The association becomes evident several years after positive airway pressure (PAP) initiation, according to the researchers. Obstructive sleep apnea (OSA) is among the top 10 modifiable cardiovascular risk factors, and is associated with increased risks of coronary artery disease, stroke, and death. PAP is the most effective treatment for OSA, but this treatment’s effect on all-cause and cardiovascular mortality is uncertain. Randomized trials have yielded inconclusive answers to this question, and evidence from observational studies has been weak.
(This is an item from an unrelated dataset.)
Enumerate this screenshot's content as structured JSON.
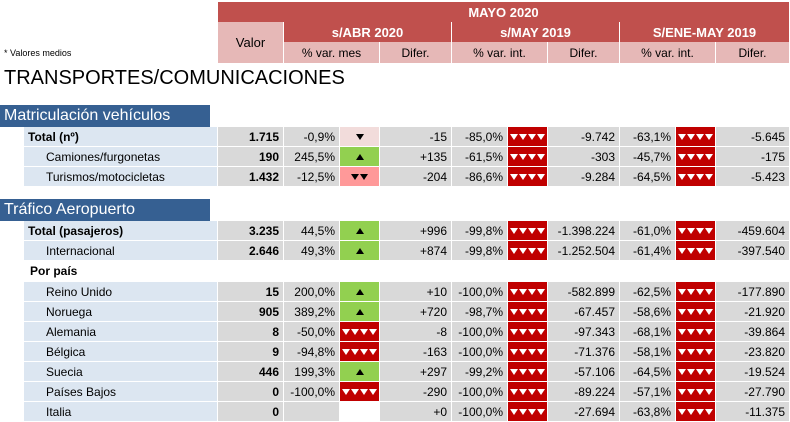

To investigate the association between PAP prescription and mortality in patients with obesity and severe OSA, Quentin Lisan, MD, of the Paris Cardiovascular Research Center and his colleagues conducted a multicenter, population-based cohort study. The researchers examined data for 392 participants in the Sleep Heart Health Study, in which adult men and women age 40 years or older were recruited from nine population-based studies between 1995 and 1998 and followed for a mean of 11.1 years. With each participant who had been prescribed PAP, the investigators matched as many as four participants who had not been prescribed PAP, on the basis of age, sex, and apnea-hypopnea index. Of this sample, 81 patients were prescribed PAP, and 311 were not.

All participants had a clinic visit and underwent overnight polysomnography at baseline. At 2-3 years, participants had a follow-up visit or phone call, during which they were asked whether their physicians had prescribed PAP. Participants were monitored for cardiovascular and all-cause mortality.

In all, 319 of the 392 participants were men; the population’s mean age was 63 years. Patients who had received a PAP prescription had a higher body mass index and more education, compared with patients who had not received a prescription. Mean follow-up duration was 11.6 years in the PAP-prescribed group and 10.9 years in the nonprescribed group.

A total of 96 deaths occurred during follow-up: 12 in the PAP-prescribed group and 84 in the nonprescribed PAP group. The crude incidence rate of mortality was 24.7 deaths per 1,000 person-years in the nonprescribed group and 12.8 deaths per 1,000 person-years in the PAP-prescribed group. The difference in survival between the prescribed and nonprescribed groups was evident in survival curves after 6-7 years of follow-up. After adjustments for prevalent cardiovascular disease, hypertension, diabetes, body mass index, education level, smoking status, and alcohol consumption, the hazard ratio of all-cause mortality for the prescribed group was 0.38, compared with the nonprescribed group.

Dr. Lisan and his colleagues identified 27 deaths of cardiovascular origin, one of which occurred in the prescribed group. After adjusting for prevalent cardiovascular disease, the hazard ratio of cardiovascular mortality for the prescribed group was 0.06, compared with the nonprescribed group.

One reason that the reduction in mortality associated with PAP was not found in previous randomized, controlled trials could be that their mean length of follow-up was not long enough, the researchers wrote. For example, the mean length of follow-up in the SAVE trial was 3.7 years, but the survival benefit was not apparent in the present analysis until 6-7 years after treatment initiation.

These results are exploratory and require confirmation in future research, Dr. Lisan and his colleagues wrote. No information on adherence to PAP was available, and the researchers could not account for initiation and interruption of PAP therapy. Nevertheless, “prescribing PAP in patients with OSA should be pursued and encouraged, given its potential major public health implication,” they concluded.

The Sleep Heart Health Study was supported by grants from the National Institutes of Health.